I found this three-page article about missing persons in Alaska. It talks about MPs in general, and in particular Scott and Amy Fandel, Megan Emerick and John Wipert. There are presently 78 missing persons profiled on Alaska’s Department of Safety website. Most of those are on Charley too. The woman from Alaska who was in the I-Match program with me, I asked her about Alaskan disappearances and she said people there vanish all the time. Not only are the climate and terrain rather rough (to say the least), but there are high rates of crime, alcohol and depression.
The Fandel children are probably the most famous missing persons case in Alaskan history. There’s been speculation that Amy’s biological father, Roger, had something to do with it. Roger wasn’t Scott’s father, but he had raised him since Scott was two years old. He and the children’s mother were in the process of a divorce, I guess; Roger had left Margaret in January 1978 and moved to Arizona. He was considered a suspect for years, but the police don’t seem to think he was involved anymore. I’m not sure if he is still alive.
My own theory is that the children were victims of a random or semi-random predator. Perhaps a pedophile saw Amy at the restaurant that evening and decided he wanted to hurt her. He could have followed the family back to their house, then lay in wait until the children were alone. Scott might have gotten in the way and been injured or killed in the abduction attempt, or perhaps he was the abductor’s target instead of Amy. From the photo, and his size — less than five feet tall — it seems like he would have looked younger than his age. It’s just a hypothesis, but it seems to make as much sense as anything else.
Megan Emerick is a bit of a tough call. The police think she could have been a victim of Robert Hansen, a serial killer who murdered at least 17 young women and was sentenced to 461 years in prison for his crimes. But, although he confessed to the 17 homicides, he said he didn’t have anything to do with Megan’s disappearance. Also, I don’t know if the cops have any actual evidence against him for Megan, other than the fact that she fits the profile. I’m a bit leery of just assuming a missing person was killed by a serial killer just because the MP fit the profile and the killer was operating in that area at the time. As was pointed out in my comments section, for decades the police thought Katherine Merry Devine had been killed by Ted Bundy, although he always denied it. DNA testing eventually proved she was murdered by William E. Cosden.

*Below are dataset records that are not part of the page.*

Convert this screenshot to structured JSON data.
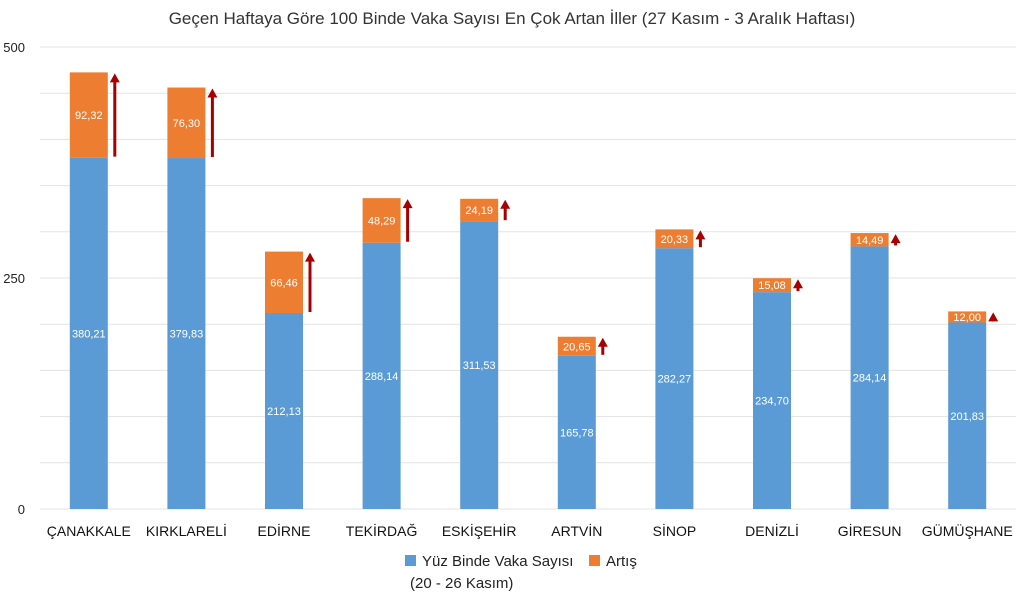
{
  "chart_data": {
    "type": "bar",
    "stacked": true,
    "title": "Geçen Haftaya Göre 100 Binde Vaka Sayısı En Çok Artan İller (27 Kasım - 3 Aralık Haftası)",
    "xlabel": "",
    "ylabel": "",
    "ylim": [
      0,
      500
    ],
    "yticks": [
      "0",
      "250",
      "500"
    ],
    "grid": true,
    "legend_position": "bottom",
    "categories": [
      "ÇANAKKALE",
      "KIRKLARELİ",
      "EDİRNE",
      "TEKİRDAĞ",
      "ESKİŞEHİR",
      "ARTVİN",
      "SİNOP",
      "DENİZLİ",
      "GİRESUN",
      "GÜMÜŞHANE"
    ],
    "series": [
      {
        "name": "Yüz Binde Vaka Sayısı (20 - 26 Kasım)",
        "legend_lines": [
          "Yüz Binde Vaka Sayısı",
          "(20 - 26 Kasım)"
        ],
        "color": "#5b9bd5",
        "values": [
          380.21,
          379.83,
          212.13,
          288.14,
          311.53,
          165.78,
          282.27,
          234.7,
          284.14,
          201.83
        ],
        "labels": [
          "380,21",
          "379,83",
          "212,13",
          "288,14",
          "311,53",
          "165,78",
          "282,27",
          "234,70",
          "284,14",
          "201,83"
        ]
      },
      {
        "name": "Artış",
        "legend_lines": [
          "Artış"
        ],
        "color": "#ed7d31",
        "values": [
          92.32,
          76.3,
          66.46,
          48.29,
          24.19,
          20.65,
          20.33,
          15.08,
          14.49,
          12.0
        ],
        "labels": [
          "92,32",
          "76,30",
          "66,46",
          "48,29",
          "24,19",
          "20,65",
          "20,33",
          "15,08",
          "14,49",
          "12,00"
        ]
      }
    ],
    "arrow_color": "#a80000"
  }
}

Megan COULD have been one of Robert Hansen’s victims. She could also have run away, although that doesn’t make much sense; not only did she leave all her stuff behind, but she was already living away from home by the time of her disappearance, living in student housing at a tech school. So it’s not like she would have had to run away to escape curfews or some other form of parental oppression. It also seems unlikely that Alaska ate her, as it tends to do with hikers, mountain climbers etc. on a regular basis. Seward, the town she disappeared from, is in southern Alaska on the Kenai Peninsula, and it’s relatively settled. Hardly a tropical paradise, but it’s not some teeny fishing village about the Arctic Circle, a hundred miles north of anywhere. And for what it’s worth, Megan also disappeared in midsummer. So…I am out of ideas.

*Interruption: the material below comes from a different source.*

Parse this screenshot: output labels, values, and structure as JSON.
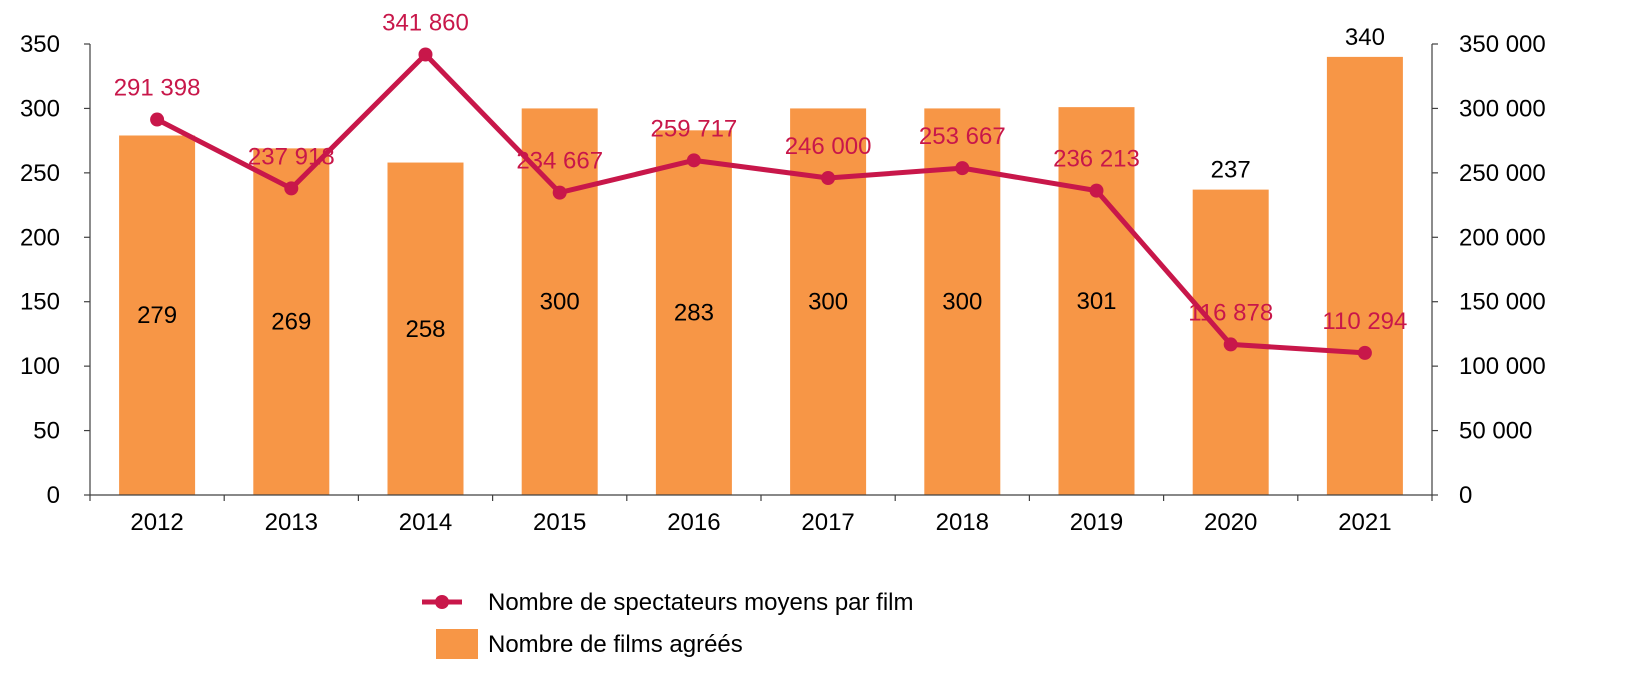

As for John Wipert, the cause of his disappearance is pretty obvious: he was taking care of someone else’s lodge all by himself in the summer of 2009, and at some point in June he left, taking two horses and leaving a note saying he was going to “check the cabin” and be back “tomorrow night.” Problem was, there wasn’t any cabin, or much of anything, within a day’s ride of the lodge. Wipert left all his clothes behind, and left the lodge unattended. The remaining horse had nearly died of starvation and dehydration by the time the owner showed up in July. There was rotting food on the counter and in the sink, and some odd vandalism. The usual extensive search turned up no sign of man or beasts. The authorities had a very cold trail; Wipert had been missing for about three weeks or maybe longer before his disappearance was even noticed.
Authorities don’t seem to think Wipert stole the horses and made off somewhere, at least not deliberately. One theory is that he kind of went crazy from the isolation (living for months in that kind of isolation will try anyone’s soul) and left the lodge for reasons only he could understand. There were some indications that he didn’t plan on being gone long. Possibly he was trying to get to Canada; the border was about 35 miles away. Since he didn’t have his clothes, wasn’t familiar with the area and probably didn’t have any survival skills or equipment, chances are he didn’t last long.